Terakhir, dalam dunia bisnis-ekonomi hal serupa juga mengemuka.
Namun dalam aspek ini, kita mungkin masih dapat memakluminya.
Sebab orientasi bisnis-ekonomi, memang selalu diarahkan untuk
secara jeli dan pandai memanfaatkan potensi efektif yang terkandung
dalam sebuah momen atau media. Di bulan Ramadhan, berkembang
gejala maraknya penyematan sebuah produk dengan simbol-simbol
agama. Tujuannya jelas, menarik simpati dan empati masyarakat pada
produk yang bersangkutan. Sehingga bisa memberikan dampak positif
secara ekonomis.
Tentang fenomena ini, yang penting untuk disadari adalah bagaimana
masyarakat disadarkan untuk tidak terjebak pada budaya
kosmopolitan yang selalu berorientasi pada bisnis-ekonomi kapitalistik
dengan cara memanipulasi budaya konsumtif masyarakat menengah
ke bawah (dan juga atas). Hal ini harus selalu diantasipasi. Sebab
hanya dengan tingkat kesadaran yang tinggilah, budaya kapitalistik
semacam itu bisa dieleminasi ekses negatifnya.

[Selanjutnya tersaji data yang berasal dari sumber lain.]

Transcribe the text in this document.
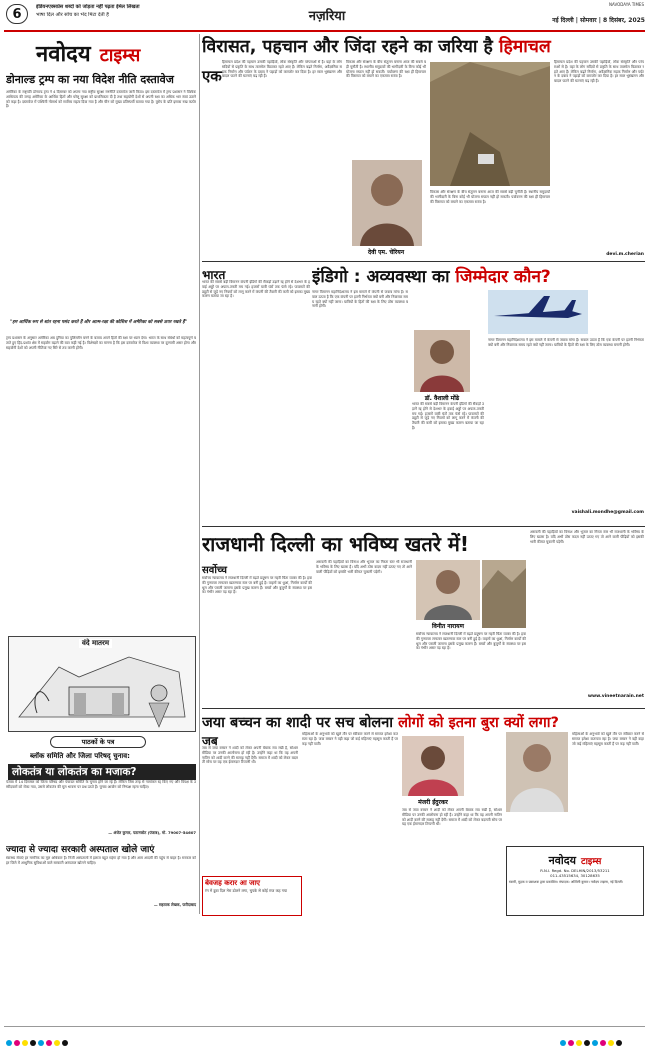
6	इंडियनएक्सप्रेस शब्दों को जोड़ता नहीं पढ़ता ईमेल लिखता
भाषा दिल और सोच का भेद मिटा देती है	नज़रिया
NAVODAYA TIMES
नई दिल्ली | सोमवार | 8 दिसंबर, 2025
नवोदय टाइम्स
डोनाल्ड ट्रम्प का नया विदेश नीति दस्तावेज
अमेरिका के राष्ट्रपति डोनाल्ड ट्रम्प ने 4 दिसम्बर को अपना नया राष्ट्रीय सुरक्षा रणनीति दस्तावेज जारी किया। इस दस्तावेज में ट्रम्प प्रशासन ने वैश्विक आधिपत्य की जगह अमेरिका के आर्थिक हितों और घरेलू सुरक्षा को प्राथमिकता दी है तथा सहयोगी देशों से अपनी रक्षा का अधिक भार स्वयं उठाने को कहा है। दस्तावेज में पश्चिमी गोलार्ध को सर्वोच्च महत्व दिया गया है और चीन को मुख्य प्रतिस्पर्धी बताया गया है। यूरोप के प्रति इसका रुख कठोर है।
"हम आर्थिक रूप से शांत रहना पसंद करते हैं और आत्म-रक्षा की कोशिश में अमेरिका को सबसे ऊपर रखते हैं"
ट्रम्प प्रशासन के अनुसार अमेरिका अब दुनिया का पुलिसमैन बनने के बजाय अपने हितों की रक्षा पर ध्यान देगा। भारत के साथ संबंधों को महत्वपूर्ण बताते हुए हिंद-प्रशांत क्षेत्र में सहयोग बढ़ाने की बात कही गई है। विशेषज्ञों का मानना है कि इस दस्तावेज से विश्व व्यवस्था पर दूरगामी असर होगा और सहयोगी देशों को अपनी नीतियां नए सिरे से तय करनी होंगी।
वंदे मातरम
पाठकों के पत्र
ब्लॉक समिति और जिला परिषद् चुनाव:
लोकतंत्र या लोकतंत्र का मजाक?
पंजाब में 14 दिसम्बर को जिला परिषद और पंचायत समिति के चुनाव होने जा रहे हैं। लेकिन जिस तरह से नामांकन रद्द किए गए और विपक्ष के उम्मीदवारों को रोका गया, उससे लोकतंत्र की मूल भावना पर प्रश्न उठते हैं। चुनाव आयोग को निष्पक्ष रहना चाहिए।
— अंजेत कुमार, पठानकोट (पंजाब), मो. 79007-54607
ज्यादा से ज्यादा सरकारी अस्पताल खोले जाएं
स्वास्थ्य सेवाएं हर नागरिक का मूल अधिकार हैं। निजी अस्पतालों में इलाज बहुत महंगा हो गया है और आम आदमी की पहुंच से बाहर है। सरकार को हर जिले में आधुनिक सुविधाओं वाले सरकारी अस्पताल खोलने चाहिए।
— सहायक लेखक, फरीदाबाद
विरासत, पहचान और जिंदा रहने का जरिया है हिमाचल
एक
हिमाचल प्रदेश की पहचान उसकी पहाड़ियों, लोक संस्कृति और परंपराओं से है। यहां के लोग सदियों से प्रकृति के साथ तालमेल बिठाकर रहते आए हैं। लेकिन बढ़ते निर्माण, अवैज्ञानिक सड़क निर्माण और पर्यटन के दबाव ने पहाड़ों को कमजोर कर दिया है। हर साल भूस्खलन और बादल फटने की घटनाएं बढ़ रही हैं।
विकास और संरक्षण के बीच संतुलन बनाना आज की सबसे बड़ी चुनौती है। स्थानीय समुदायों की भागीदारी के बिना कोई भी योजना सफल नहीं हो सकती। पर्यावरण की रक्षा ही हिमाचल की विरासत को बचाने का एकमात्र रास्ता है।
देवी एम. चेरियन
विकास और संरक्षण के बीच संतुलन बनाना आज की सबसे बड़ी चुनौती है। स्थानीय समुदायों की भागीदारी के बिना कोई भी योजना सफल नहीं हो सकती। पर्यावरण की रक्षा ही हिमाचल की विरासत को बचाने का एकमात्र रास्ता है।
हिमाचल प्रदेश की पहचान उसकी पहाड़ियों, लोक संस्कृति और परंपराओं से है। यहां के लोग सदियों से प्रकृति के साथ तालमेल बिठाकर रहते आए हैं। लेकिन बढ़ते निर्माण, अवैज्ञानिक सड़क निर्माण और पर्यटन के दबाव ने पहाड़ों को कमजोर कर दिया है। हर साल भूस्खलन और बादल फटने की घटनाएं बढ़ रही हैं।
devi.m.cherian
भारत
भारत की सबसे बड़ी विमानन कंपनी इंडिगो की सैकड़ों उड़ानें रद्द होने से देशभर के हवाई अड्डों पर अफरा-तफरी मच गई। हजारों यात्री घंटों तक फंसे रहे। पायलटों की ड्यूटी से जुड़े नए नियमों को लागू करने में कंपनी की तैयारी की कमी को इसका मुख्य कारण बताया जा रहा है।
इंडिगो : अव्यवस्था का जिम्मेदार कौन?
डॉ. वैशाली मोंढे
नागर विमानन महानिदेशालय ने इस मामले में कंपनी से जवाब मांगा है। सवाल उठता है कि एक कंपनी पर इतनी निर्भरता क्यों बनी और नियामक समय रहते क्यों नहीं जागा। यात्रियों के हितों की रक्षा के लिए ठोस व्यवस्था बनानी होगी।
भारत की सबसे बड़ी विमानन कंपनी इंडिगो की सैकड़ों उड़ानें रद्द होने से देशभर के हवाई अड्डों पर अफरा-तफरी मच गई। हजारों यात्री घंटों तक फंसे रहे। पायलटों की ड्यूटी से जुड़े नए नियमों को लागू करने में कंपनी की तैयारी की कमी को इसका मुख्य कारण बताया जा रहा है।
नागर विमानन महानिदेशालय ने इस मामले में कंपनी से जवाब मांगा है। सवाल उठता है कि एक कंपनी पर इतनी निर्भरता क्यों बनी और नियामक समय रहते क्यों नहीं जागा। यात्रियों के हितों की रक्षा के लिए ठोस व्यवस्था बनानी होगी।
vaishali.mondhe@gmail.com
राजधानी दिल्ली का भविष्य खतरे में!
सर्वोच्च
सर्वोच्च न्यायालय ने राजधानी दिल्ली में बढ़ते प्रदूषण पर गहरी चिंता व्यक्त की है। हवा की गुणवत्ता लगातार खतरनाक स्तर पर बनी हुई है। वाहनों का धुआं, निर्माण कार्यों की धूल और पराली जलाना इसके प्रमुख कारण हैं। बच्चों और बुजुर्गों के स्वास्थ्य पर इसका गंभीर असर पड़ रहा है।
अरावली की पहाड़ियों का विनाश और भूजल का गिरता स्तर भी राजधानी के भविष्य के लिए खतरा है। यदि अभी ठोस कदम नहीं उठाए गए तो आने वाली पीढ़ियों को इसकी भारी कीमत चुकानी पड़ेगी।
विनीत नारायण
सर्वोच्च न्यायालय ने राजधानी दिल्ली में बढ़ते प्रदूषण पर गहरी चिंता व्यक्त की है। हवा की गुणवत्ता लगातार खतरनाक स्तर पर बनी हुई है। वाहनों का धुआं, निर्माण कार्यों की धूल और पराली जलाना इसके प्रमुख कारण हैं। बच्चों और बुजुर्गों के स्वास्थ्य पर इसका गंभीर असर पड़ रहा है।
अरावली की पहाड़ियों का विनाश और भूजल का गिरता स्तर भी राजधानी के भविष्य के लिए खतरा है। यदि अभी ठोस कदम नहीं उठाए गए तो आने वाली पीढ़ियों को इसकी भारी कीमत चुकानी पड़ेगी।
www.vineetnarain.net
जया बच्चन का शादी पर सच बोलना लोगों को इतना बुरा क्यों लगा?
जब
जब से जया बच्चन ने शादी को लेकर अपनी बेबाक राय रखी है, सोशल मीडिया पर उनकी आलोचना हो रही है। उन्होंने कहा था कि वह अपनी नातिन को शादी करने की सलाह नहीं देंगी। समाज में शादी को लेकर बदलती सोच पर यह एक ईमानदार टिप्पणी थी।
बेवजह करार आ जाए
रंग में डूबा दिल मेरा डोलने लगा, चुपके से कोई राज कह गया
महिलाओं के अनुभवों को खुले तौर पर स्वीकार करने से समाज हमेशा कतराता रहा है। जया बच्चन ने वही कहा जो कई महिलाएं महसूस करती हैं पर कह नहीं पातीं।
मंजरी ईंदुरकर
जब से जया बच्चन ने शादी को लेकर अपनी बेबाक राय रखी है, सोशल मीडिया पर उनकी आलोचना हो रही है। उन्होंने कहा था कि वह अपनी नातिन को शादी करने की सलाह नहीं देंगी। समाज में शादी को लेकर बदलती सोच पर यह एक ईमानदार टिप्पणी थी।
महिलाओं के अनुभवों को खुले तौर पर स्वीकार करने से समाज हमेशा कतराता रहा है। जया बच्चन ने वही कहा जो कई महिलाएं महसूस करती हैं पर कह नहीं पातीं।
नवोदय टाइम्स
R.N.I. Regd. No. DELHIN/2013/53211
011-43515634, 30128635
स्वामी, मुद्रक व प्रकाशक द्वारा प्रकाशित। संपादक: अश्विनी कुमार। नवोदय टाइम्स, नई दिल्ली।
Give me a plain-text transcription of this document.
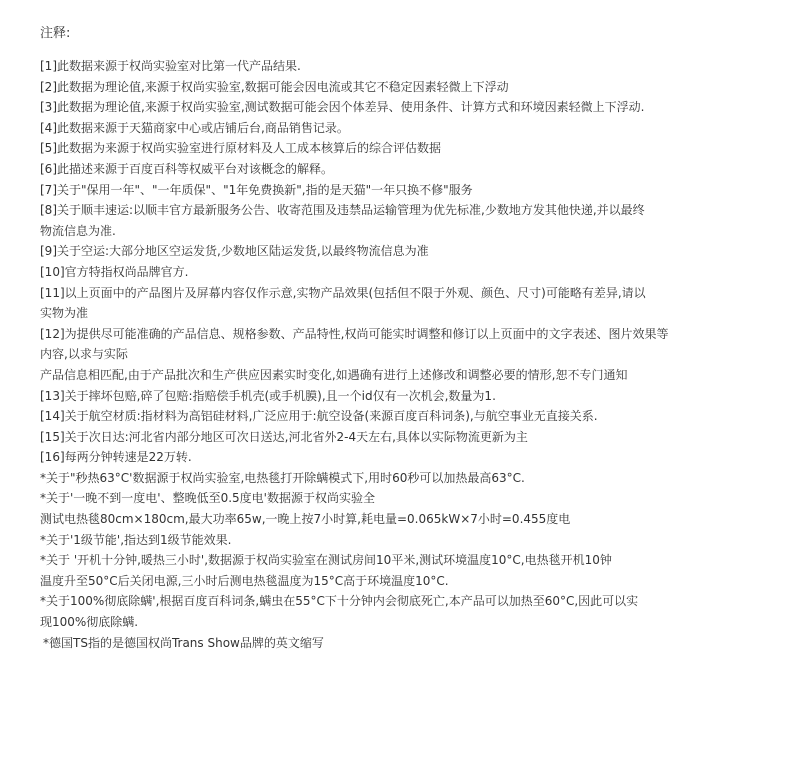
注释:
[1]此数据来源于权尚实验室对比第一代产品结果.
[2]此数据为理论值,来源于权尚实验室,数据可能会因电流或其它不稳定因素轻微上下浮动
[3]此数据为理论值,来源于权尚实验室,测试数据可能会因个体差异、使用条件、计算方式和环境因素轻微上下浮动.
[4]此数据来源于天猫商家中心或店铺后台,商品销售记录。
[5]此数据为来源于权尚实验室进行原材料及人工成本核算后的综合评估数据
[6]此描述来源于百度百科等权威平台对该概念的解释。
[7]关于"保用一年"、"一年质保"、"1年免费换新",指的是天猫"一年只换不修"服务
[8]关于顺丰速运:以顺丰官方最新服务公告、收寄范围及违禁品运输管理为优先标准,少数地方发其他快递,并以最终
物流信息为准.
[9]关于空运:大部分地区空运发货,少数地区陆运发货,以最终物流信息为准
[10]官方特指权尚品牌官方.
[11]以上页面中的产品图片及屏幕内容仅作示意,实物产品效果(包括但不限于外观、颜色、尺寸)可能略有差异,请以
实物为准
[12]为提供尽可能准确的产品信息、规格参数、产品特性,权尚可能实时调整和修订以上页面中的文字表述、图片效果等
内容,以求与实际
产品信息相匹配,由于产品批次和生产供应因素实时变化,如遇确有进行上述修改和调整必要的情形,恕不专门通知
[13]关于摔坏包赔,碎了包赔:指赔偿手机壳(或手机膜),且一个id仅有一次机会,数量为1.
[14]关于航空材质:指材料为高铝硅材料,广泛应用于:航空设备(来源百度百科词条),与航空事业无直接关系.
[15]关于次日达:河北省内部分地区可次日送达,河北省外2-4天左右,具体以实际物流更新为主
[16]每两分钟转速是22万转.
*关于"秒热63°C'数据源于权尚实验室,电热毯打开除螨模式下,用时60秒可以加热最高63°C.
*关于'一晚不到一度电'、整晚低至0.5度电'数据源于权尚实验全
测试电热毯80cm×180cm,最大功率65w,一晚上按7小时算,耗电量=0.065kW×7小时=0.455度电
*关于'1级节能',指达到1级节能效果.
*关于 '开机十分钟,暖热三小时',数据源于权尚实验室在测试房间10平米,测试环境温度10°C,电热毯开机10钟
温度升至50°C后关闭电源,三小时后测电热毯温度为15°C高于环境温度10°C.
*关于100%彻底除螨',根据百度百科词条,螨虫在55°C下十分钟内会彻底死亡,本产品可以加热至60°C,因此可以实
现100%彻底除螨.
*德国TS指的是德国权尚Trans Show品牌的英文缩写
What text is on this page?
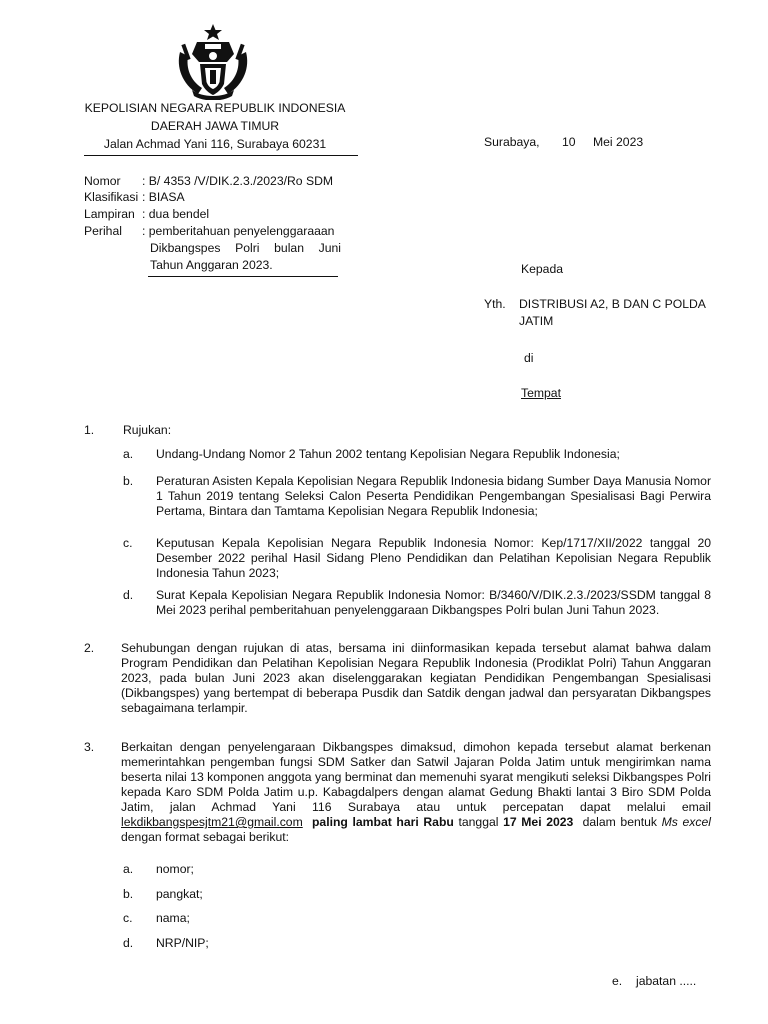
KEPOLISIAN NEGARA REPUBLIK INDONESIA
DAERAH JAWA TIMUR
Jalan Achmad Yani 116, Surabaya 60231	Surabaya, 10 Mei 2023
Nomor	: B/ 4353 /V/DIK.2.3./2023/Ro SDM
Klasifikasi : BIASA
Lampiran : dua bendel
Perihal	: pemberitahuan penyelenggaraaan
Dikbangspes Polri bulan Juni
Tahun Anggaran 2023.	Kepada
Yth. DISTRIBUSI A2, B DAN C POLDA
JATIM
di
Tempat
1. Rujukan:
a. Undang-Undang Nomor 2 Tahun 2002 tentang Kepolisian Negara Republik Indonesia;
b. Peraturan Asisten Kepala Kepolisian Negara Republik Indonesia bidang Sumber Daya Manusia Nomor 1 Tahun 2019 tentang Seleksi Calon Peserta Pendidikan Pengembangan Spesialisasi Bagi Perwira Pertama, Bintara dan Tamtama Kepolisian Negara Republik Indonesia;
c. Keputusan Kepala Kepolisian Negara Republik Indonesia Nomor: Kep/1717/XII/2022 tanggal 20 Desember 2022 perihal Hasil Sidang Pleno Pendidikan dan Pelatihan Kepolisian Negara Republik Indonesia Tahun 2023;
d. Surat Kepala Kepolisian Negara Republik Indonesia Nomor: B/3460/V/DIK.2.3./2023/SSDM tanggal 8 Mei 2023 perihal pemberitahuan penyelenggaraan Dikbangspes Polri bulan Juni Tahun 2023.
2. Sehubungan dengan rujukan di atas, bersama ini diinformasikan kepada tersebut alamat bahwa dalam Program Pendidikan dan Pelatihan Kepolisian Negara Republik Indonesia (Prodiklat Polri) Tahun Anggaran 2023, pada bulan Juni 2023 akan diselenggarakan kegiatan Pendidikan Pengembangan Spesialisasi (Dikbangspes) yang bertempat di beberapa Pusdik dan Satdik dengan jadwal dan persyaratan Dikbangspes sebagaimana terlampir.
3. Berkaitan dengan penyelengaraan Dikbangspes dimaksud, dimohon kepada tersebut alamat berkenan memerintahkan pengemban fungsi SDM Satker dan Satwil Jajaran Polda Jatim untuk mengirimkan nama beserta nilai 13 komponen anggota yang berminat dan memenuhi syarat mengikuti seleksi Dikbangspes Polri kepada Karo SDM Polda Jatim u.p. Kabagdalpers dengan alamat Gedung Bhakti lantai 3 Biro SDM Polda Jatim, jalan Achmad Yani 116 Surabaya atau untuk percepatan dapat melalui email lekdikbangspesjtm21@gmail.com paling lambat hari Rabu tanggal 17 Mei 2023 dalam bentuk Ms excel dengan format sebagai berikut:
a. nomor;
b. pangkat;
c. nama;
d. NRP/NIP;
e. jabatan .....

Apa yang sudah dipaparkan diatas, merupakan sedikit potret perihal


budaya kosmopolitan yang merasuki kesadaran dan tindakan
keberagamaan masyarakat kita dewasa ini yang masih gandrung pada
simbolisme relegiusitas dalam menghadirkan "ke-Tuhan-annya" dalam
kehidupan. Wallohu alamu bis showab.